[
Lists Home |
Date Index |
Thread Index
]
mike
if it's any help there was a similar debate about storing data in
database systems years ago - do you store data as binary - integers,
floats, etc - or text. almost everyone chose binary for performance
reasons. except that it's a pain in the neck when it comes to big
endians and little endians, 64 bit, 32 bit, how big is an integer
anyway, (one early definition for C said it was large enough to hold the
address space of the processor (!) )
for all of that i built my database engine using all ascii and text
representations of numbers. and it still outperforms the binary
representations.
you have to do a lot of cpu profiling to understand why - which we did -
don't think too many people do that today. basically conversion to/from
binary is relatively few instructions in the life of a process. in my
case, the fact that numbers were stored in their most likely display
format far outweighed the cost of converting them for calculations.

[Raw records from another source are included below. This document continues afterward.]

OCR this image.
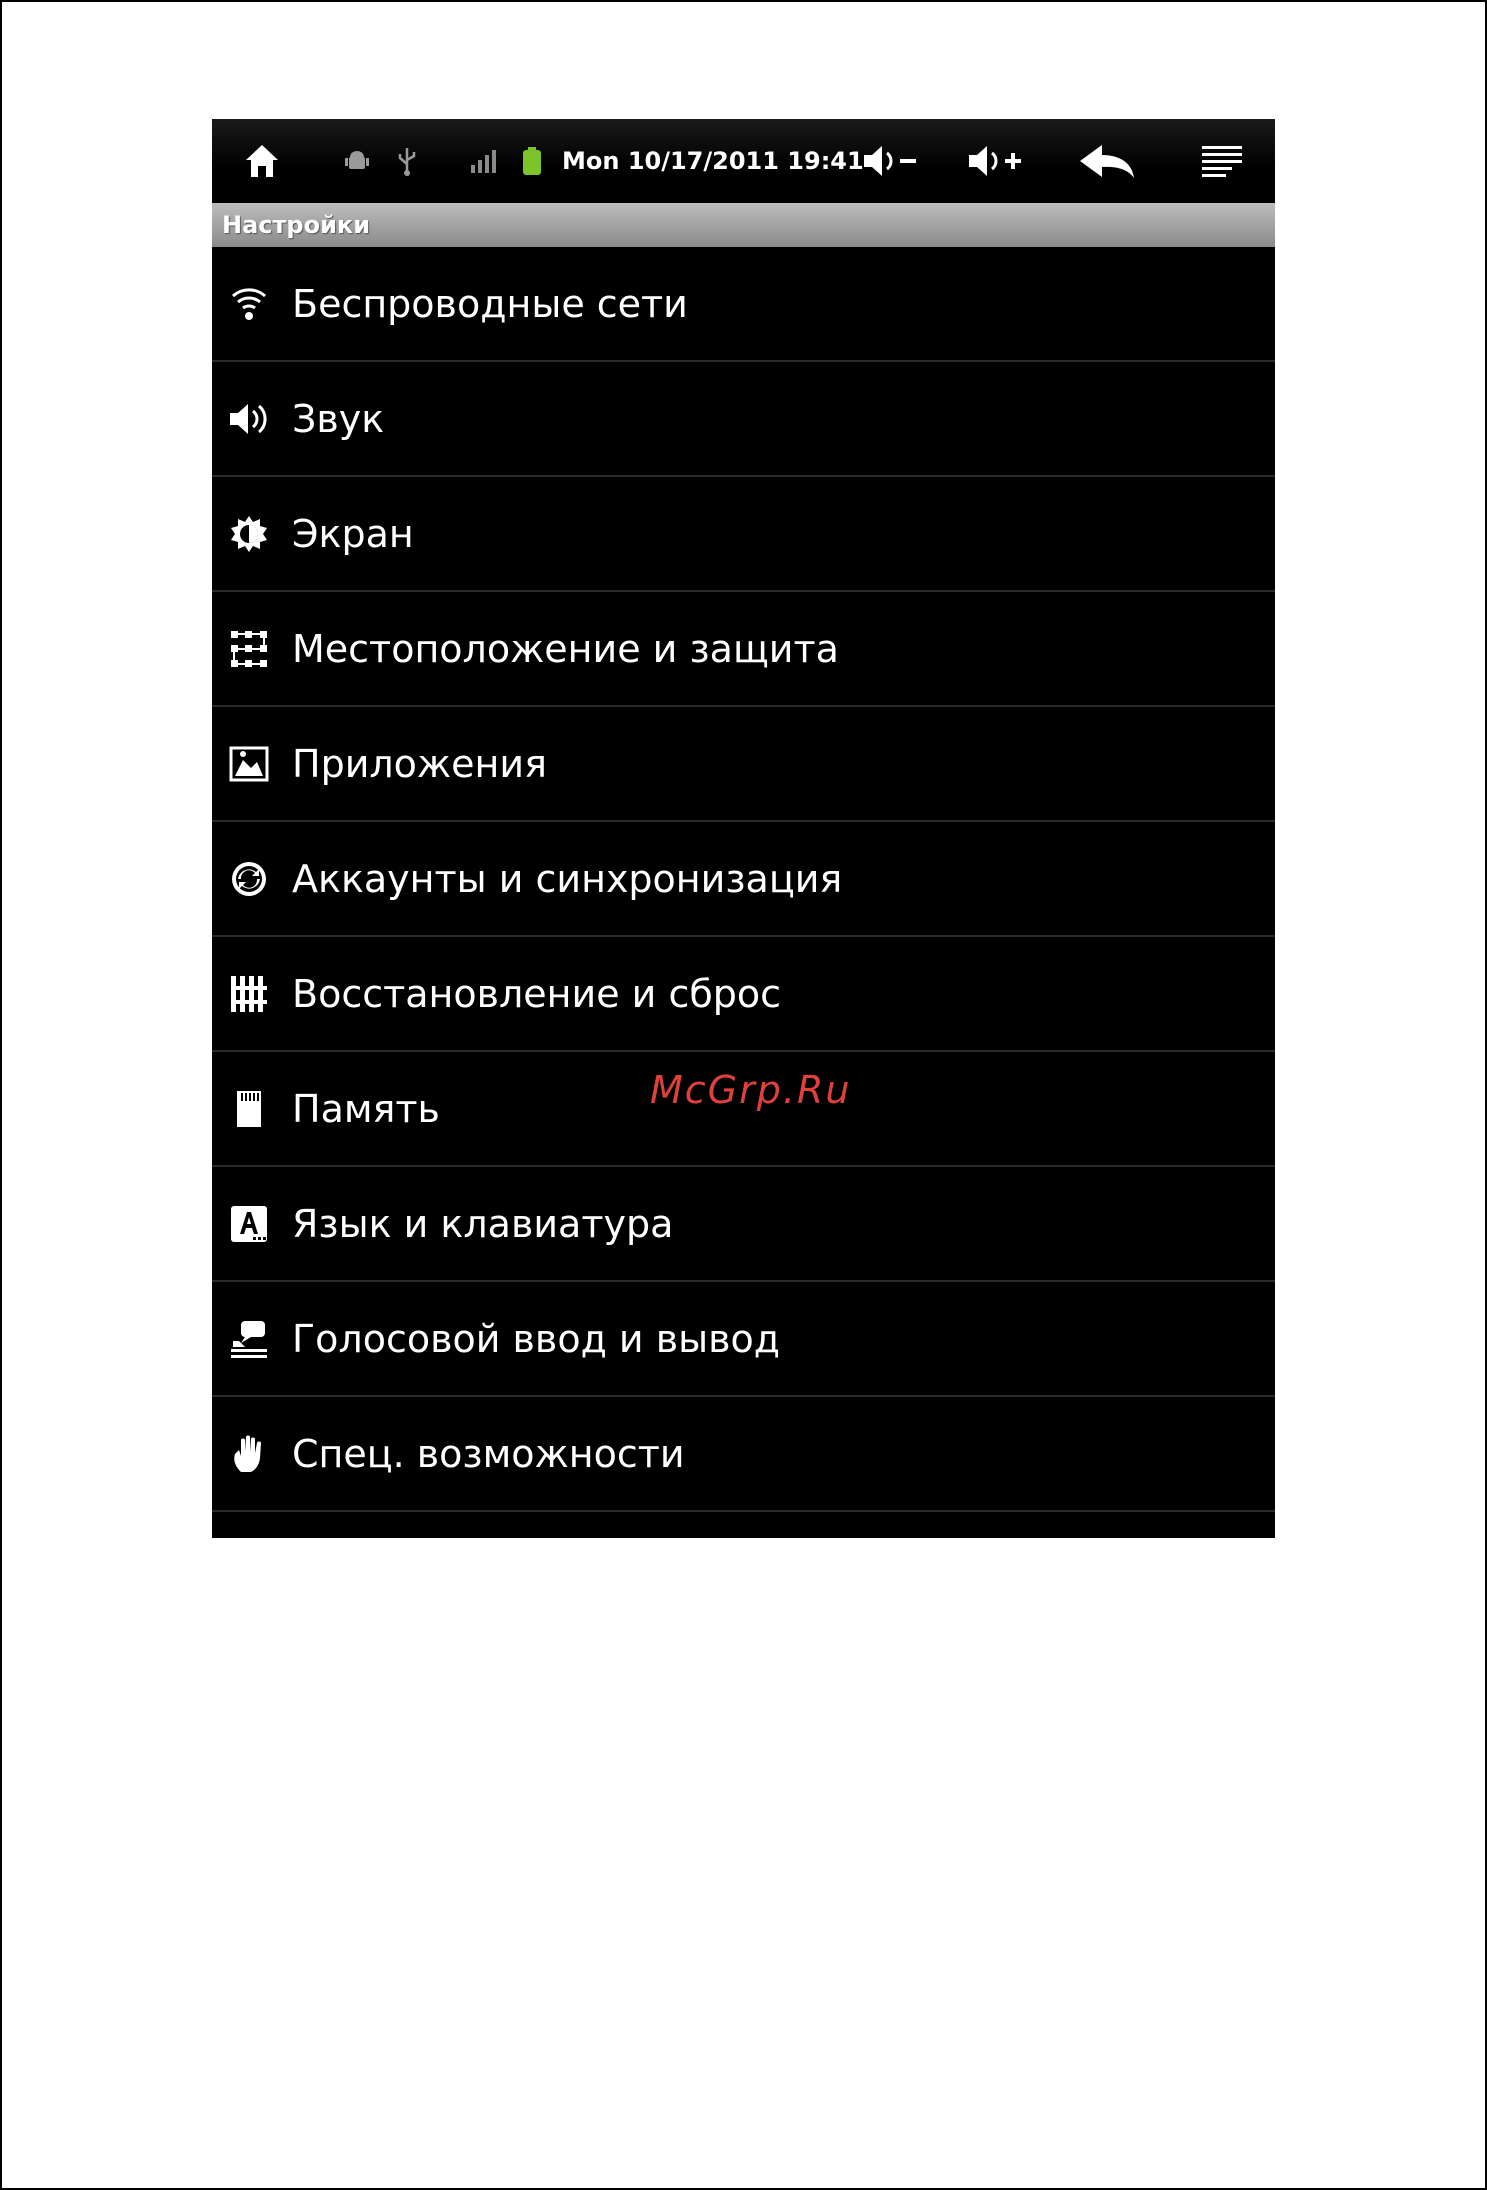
Mon 10/17/2011 19:41
Настройки
Беспроводные сети
Звук
Экран
Местоположение и защита
Приложения
Аккаунты и синхронизация
Восстановление и сброс
Память
Язык и клавиатура
Голосовой ввод и вывод
Спец. возможности
McGrp.Ru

i agree with the slow down from parsing xml. it's a much bigger problem,
than binary or text formats. the need to find the other end of a tag
before you can really process a tag - and searching for multi byte
sequences is not well supported in the current generation of processors
- is i think the main problem.
all the old formats worked mainly because we look for simple things that
occur once - a newline character, '+', ':', or '*' eg in the different
edi formats. processors have built in instructions for this and so
compilers can optimise code for these functions.
perhaps we can get intel to design multi byte search instructions into
their next processor and then we can get performance back.
rick
ps apologies to intel if it's already there - perhaps the compiler
optimisers could be taught to take advantage of it.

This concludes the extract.